I have to admit, I’ve gotten fairly sick of Jezebel (and I even stopped following them on Facebook. Oooooh what will they do without me? Burn.) due to some of the festering crap published in what may sometimes be deemed their own little pop culture cesspool. Actually, it was mostly one article in particular that put me over the edge and caused me to stop paying attention, unless of course I somehow find my way there from another source (like Miss Representation, which I love and adore. Some day soon I’ll actually make it to a nearby showing of the film…).

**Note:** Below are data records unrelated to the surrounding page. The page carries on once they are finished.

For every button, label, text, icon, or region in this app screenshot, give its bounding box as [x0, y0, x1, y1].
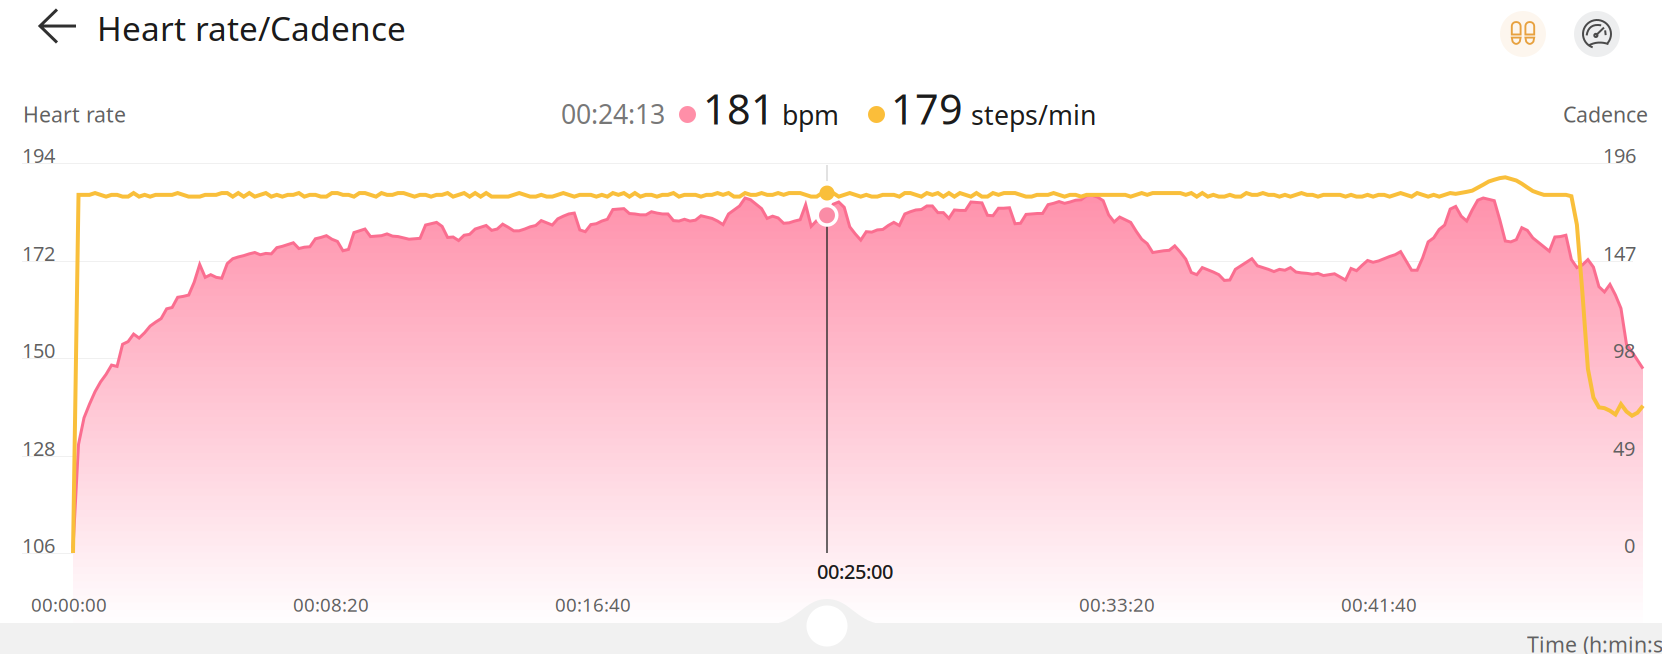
staticText: 194 — [22, 142, 55, 169]
staticText: 128 — [22, 435, 55, 462]
staticText: 172 — [22, 240, 55, 267]
staticText: 179 — [891, 81, 963, 136]
staticText: 196 — [1603, 142, 1636, 169]
staticText: 150 — [22, 337, 55, 364]
staticText: 49 — [1613, 435, 1635, 462]
staticText: bpm — [782, 97, 839, 132]
staticText: 00:16:40 — [555, 592, 631, 617]
staticText: 98 — [1613, 337, 1635, 364]
button[interactable]: Back — [29, 0, 87, 55]
staticText: 00:08:20 — [293, 592, 369, 617]
staticText: Heart rate/Cadence — [97, 6, 406, 50]
staticText: 00:00:00 — [31, 592, 107, 617]
staticText: Cadence — [1563, 100, 1648, 128]
staticText: 00:33:20 — [1079, 592, 1155, 617]
button[interactable]: Speed — [1574, 11, 1620, 57]
staticText: Heart rate — [23, 100, 126, 128]
staticText: 00:24:13 — [561, 96, 665, 131]
staticText: 147 — [1603, 240, 1636, 267]
staticText: Time (h:min:sec) — [1527, 630, 1662, 654]
button[interactable]: Cadence — [1500, 11, 1546, 57]
staticText: 106 — [22, 532, 55, 559]
staticText: 00:41:40 — [1341, 592, 1417, 617]
staticText: 181 — [703, 81, 775, 136]
staticText: 00:25:00 — [817, 558, 893, 585]
staticText: 0 — [1624, 532, 1635, 559]
staticText: steps/min — [971, 97, 1096, 132]
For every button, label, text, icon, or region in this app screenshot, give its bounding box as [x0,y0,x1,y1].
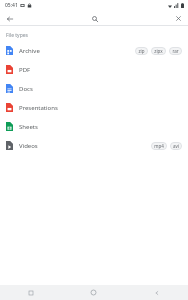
button[interactable]: Back [125,285,188,300]
button[interactable]: mp4 [151,142,167,150]
staticText: rar [172,48,179,54]
staticText: Videos [19,142,38,150]
button[interactable]: Sheets [0,117,188,136]
staticText: File types [6,32,28,39]
button[interactable]: Search [89,13,100,24]
button[interactable]: Archive [0,41,188,60]
button[interactable]: Home [62,285,125,300]
staticText: Archive [19,47,40,55]
button[interactable]: PDF [0,60,188,79]
button[interactable]: avi [170,142,182,150]
staticText: Presentations [19,104,58,112]
button[interactable]: Clear search [173,13,184,24]
staticText: Docs [19,85,33,93]
staticText: 05:41 [5,2,18,9]
staticText: Sheets [19,123,38,131]
staticText: zipx [154,48,163,54]
button[interactable]: Presentations [0,98,188,117]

The particular turn-off article in question was an opinion piece published by a woman in her mid-30s who was a few months post-partum, and the so-called body snarking and self-hatred were rampant. It turned my stomach and made me feel erm, well, despair. Not at the prospect of having children, but because of that reflection of the pervasive, insidious view that women, when young, are beautiful and desirable, “a tight package” (however you choose to interpret the entendre), and then: they have children. And then they fade into obscurity. Or become MILFs. And THEN fade into the background. Either way, woman as object. Woman as ornament. Woman as once useful and with perceived value, now used up and devoid of value. Retch.
On the one hand, I realize it was one woman’s experience, and self-perception, but it seemed counter to any kind of feminist, body-positive agenda they (sometimes) seem to propagate, and which is of utmost importance to me. Otherwise, it’s just more of the same schlock I can find on any drug store/grocery store magazine rack that puts PhotoShopped models on their covers, and in strange, vulnerable, servile poses. I don’t need to go on about that right now.
Not that I think there should be some overarching denial that a lot of change and really overall transformation occurs after having children, not only to one’s body. And that it is a blow to the egos of many women to suddenly be so different physically. Though arguably not permanently or unalterably or regrettably. As I said, I could go on.
Hillary Clinton, for her part, is unruffled. She told CNN, “I feel so relieved to be at the stage in my life right now. Because you know if I want ot wear my glasses I’m wearing my glasses. If I want to wear my hair back I’m pulling my hair back. You know at some point it’s just not something that deserves a lot of time and attention. And if others want to worry about it, I let them do the worrying for a change.”